Specifically, the gift will go toward the establishment of a proton beam therapy program. Proton beam therapy represents a more advanced method of treating some cancers than traditional radiotherapy. The process uses a beam to target a tumor, thereby sparing surrounding tissue and nearby organs and enabling higher therapeutic doses to be used.
The new program will use the most advanced technology, which will result in fewer short- and long-term side effects among patients, according to Mayo.
“My dream has always been to establish a major new facility for Mayo Clinic,” Jacobson said in a statement. “I began going to Mayo for my care when I was a child and continue to get my care there. Mayo Clinic makes a profound impact on people.”
Mayo estimates that it will cost $400 million to build the two cancer centers-a quarter of which will be covered by Jacobson's gift. The remaining portion of the funding is being sought from other benefactors. The two cancer centers are expected to be fully operational by early 2016.

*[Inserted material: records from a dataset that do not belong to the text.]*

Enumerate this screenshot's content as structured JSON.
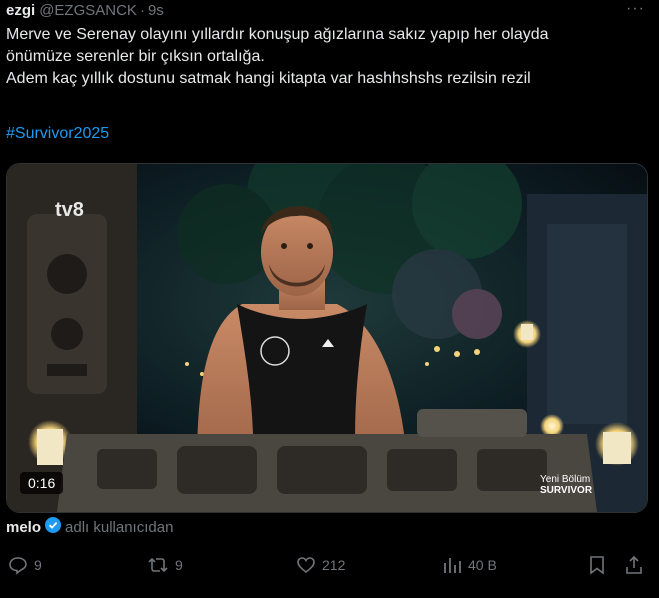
{
  "tweet": {
    "display_name": "ezgi",
    "handle": "@EZGSANCK",
    "separator": "·",
    "time": "9s",
    "more": "···",
    "lines": [
      "Merve ve Serenay olayını yıllardır konuşup ağızlarına sakız yapıp her olayda",
      "önümüze serenler bir çıksın ortalığa.",
      "Adem kaç yıllık dostunu satmak hangi kitapta var hashhshshs rezilsin rezil"
    ],
    "hashtag": "#Survivor2025"
  },
  "video": {
    "channel_logo": "tv8",
    "duration": "0:16",
    "ribbon_line1": "Yeni Bölüm",
    "ribbon_line2": "SURVIVOR"
  },
  "quote": {
    "name": "melo",
    "suffix": "adlı kullanıcıdan"
  },
  "actions": {
    "replies": "9",
    "reposts": "9",
    "likes": "212",
    "views": "40 B"
  },
  "colors": {
    "accent": "#1d9bf0",
    "muted": "#71767b",
    "text": "#e7e9ea"
  }
}
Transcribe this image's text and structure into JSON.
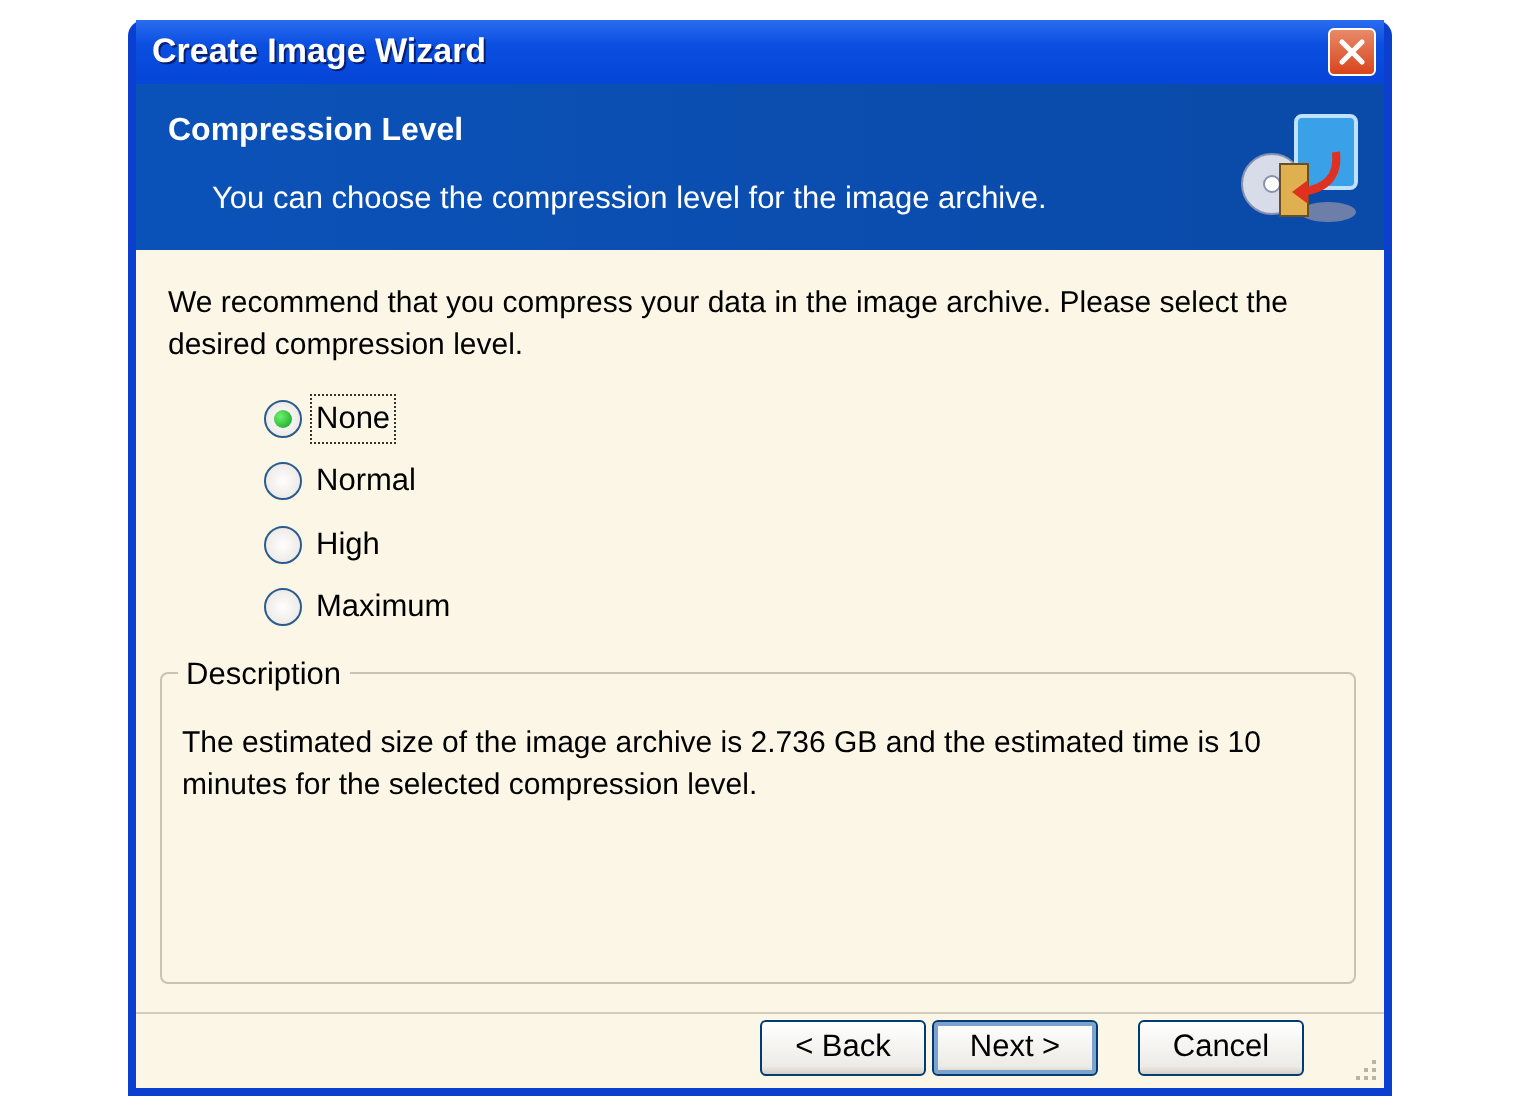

The facility that will house the new cancer center in Rochester will be named after Jacobson-a Belmond, Iowa, native who founded Des Moines-based Jacobson Companies, one of the largest privately owned warehouse companies in the United States.
The Mayo Clinic estimates that 1,240 patients will be treated with proton beam therapy each year in the not-yet-built Richard O. Jacobson Building on its Rochester campus-which will total 110,000 square feet. That same number of patients is expected to be treated annually at the Phoenix cancer center.
The largest gift in the Mayo Clinic's history totaled $141.5 million. It came from the estate of former San Antonio, Texas, resident and Mayo patient Barbara Woodward Lips in 1995.